Saturday, December 04, 2004

Moderate optimism 

I have been reading comments on this site and of some other blogs, generally suggesting a cautious optimism about the results of the Ukrainian Supreme Court's decision. I would argue, instead, that there's more about which to be optimistic than I thought would be. Ukraine is poised to take a step forward that many other post-Soviet states have failed to take; it may have taken a big one today, but the distance that step covers depends on what happens next.

I've been reading commentary from several people as well about the scope of this discussion (largely reading commentary by Ukrainian scholars to a Ukrainian studies scholars list.) I cannot emphasize enough that the Court went far beyond where we thought it would go. I really had thought we would get the revote in the two eastern Ukrainian provinces of Donetsk and Lugansk -- these were the areas where there were fairly well documented fraud; the general claims were less strong (as one commenter has vigorously claimed.) The court went beyond this to not only declare the whole second round null and void -- they put down a date for the repeated second round; and they significantly made a point of telling the government that they are on notice that violations may lead to future prosecution.
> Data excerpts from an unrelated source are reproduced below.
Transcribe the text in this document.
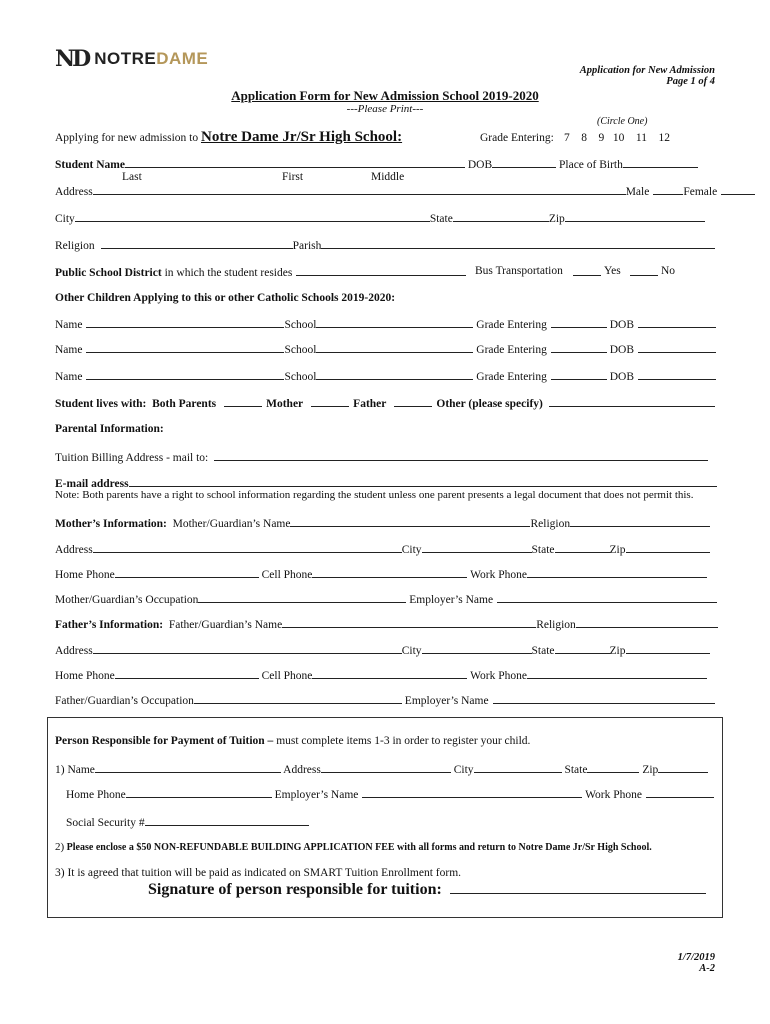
ND NOTREDAME
Application for New Admission
Page 1 of 4
Application Form for New Admission School 2019-2020
---Please Print---
(Circle One)
Applying for new admission to Notre Dame Jr/Sr High School:	Grade Entering: 7    8    9   10    11    12
Student Name	DOB	Place of Birth
Last	First	Middle
Address	Male	Female
City	State	Zip
Religion	Parish
Public School District in which the student resides	Bus Transportation	Yes	No
Other Children Applying to this or other Catholic Schools 2019-2020:
Name	School	Grade Entering	DOB
Name	School	Grade Entering	DOB
Name	School	Grade Entering	DOB
Student lives with: Both Parents	Mother	Father	Other (please specify)
Parental Information:
Tuition Billing Address - mail to:
E-mail address
Note: Both parents have a right to school information regarding the student unless one parent presents a legal document that does not permit this.
Mother’s Information: Mother/Guardian’s Name	Religion
Address	City	State	Zip
Home Phone	Cell Phone	Work Phone
Mother/Guardian’s Occupation	Employer’s Name
Father’s Information: Father/Guardian’s Name	Religion
Address	City	State	Zip
Home Phone	Cell Phone	Work Phone
Father/Guardian’s Occupation	Employer’s Name
Person Responsible for Payment of Tuition – must complete items 1-3 in order to register your child.
1) Name	Address	City	State	Zip
Home Phone	Employer’s Name	Work Phone
Social Security #
2) Please enclose a $50 NON-REFUNDABLE BUILDING APPLICATION FEE with all forms and return to Notre Dame Jr/Sr High School.
3) It is agreed that tuition will be paid as indicated on SMART Tuition Enrollment form.
Signature of person responsible for tuition:
1/7/2019
A-2
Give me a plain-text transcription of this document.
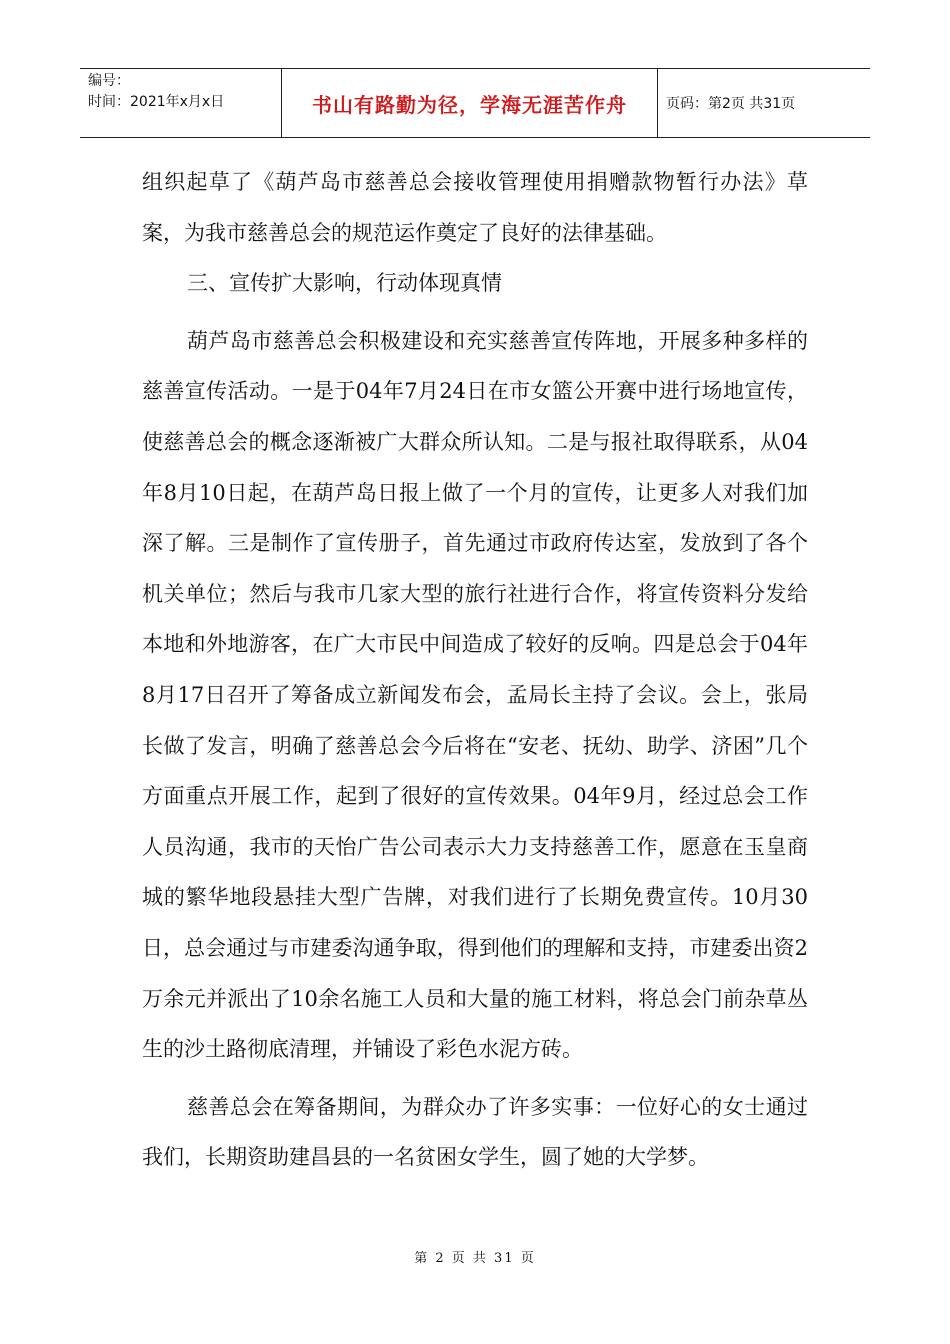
编号：
时间：2021年x月x日	书山有路勤为径，学海无涯苦作舟	页码：第2页 共31页

组织起草了《葫芦岛市慈善总会接收管理使用捐赠款物暂行办法》草案，为我市慈善总会的规范运作奠定了良好的法律基础。

三、宣传扩大影响，行动体现真情

葫芦岛市慈善总会积极建设和充实慈善宣传阵地，开展多种多样的慈善宣传活动。一是于04年7月24日在市女篮公开赛中进行场地宣传，使慈善总会的概念逐渐被广大群众所认知。二是与报社取得联系，从04年8月10日起，在葫芦岛日报上做了一个月的宣传，让更多人对我们加深了解。三是制作了宣传册子，首先通过市政府传达室，发放到了各个机关单位；然后与我市几家大型的旅行社进行合作，将宣传资料分发给本地和外地游客，在广大市民中间造成了较好的反响。四是总会于04年8月17日召开了筹备成立新闻发布会，孟局长主持了会议。会上，张局长做了发言，明确了慈善总会今后将在“安老、抚幼、助学、济困”几个方面重点开展工作，起到了很好的宣传效果。04年9月，经过总会工作人员沟通，我市的天怡广告公司表示大力支持慈善工作，愿意在玉皇商城的繁华地段悬挂大型广告牌，对我们进行了长期免费宣传。10月30日，总会通过与市建委沟通争取，得到他们的理解和支持，市建委出资2万余元并派出了10余名施工人员和大量的施工材料，将总会门前杂草丛生的沙土路彻底清理，并铺设了彩色水泥方砖。

慈善总会在筹备期间，为群众办了许多实事：一位好心的女士通过我们，长期资助建昌县的一名贫困女学生，圆了她的大学梦。

第 2 页 共 31 页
They also cut off Kuchma at the knees for his preferred solution, substituting a new candidate for Yanukovych. The only way to introduce a new candidate now will be to completely violate the Ukrainian constitution (since decisions of the Court are not subject to appeal). I don't doubt the government forces may wish to do so, but hundreds of thousands in the streets of the capital may focus the mind on the folly that lies down that road.

There are certainly places this can go wrong, as I mentioned in the previous post. If they don't fix the porousness of the absentee ballot system the same fraud could occur again and Kuchma is trying to keep that channel open. We still have no idea who will constitute the new Central Election Committee or even if there will be a new one. And there's always Russia, who does have much money invested in Kuchma and Yanukovych and the current kleptocracy.

But TulipGirl has quoted Reagan correctly.
Evil is powerless ... If the good are unafraid.
As some of the parties around Kuchma begin to disintegrate (including that of my speculated substitute candidate, Tyhypko), one group loses power, and another becomes unafraid.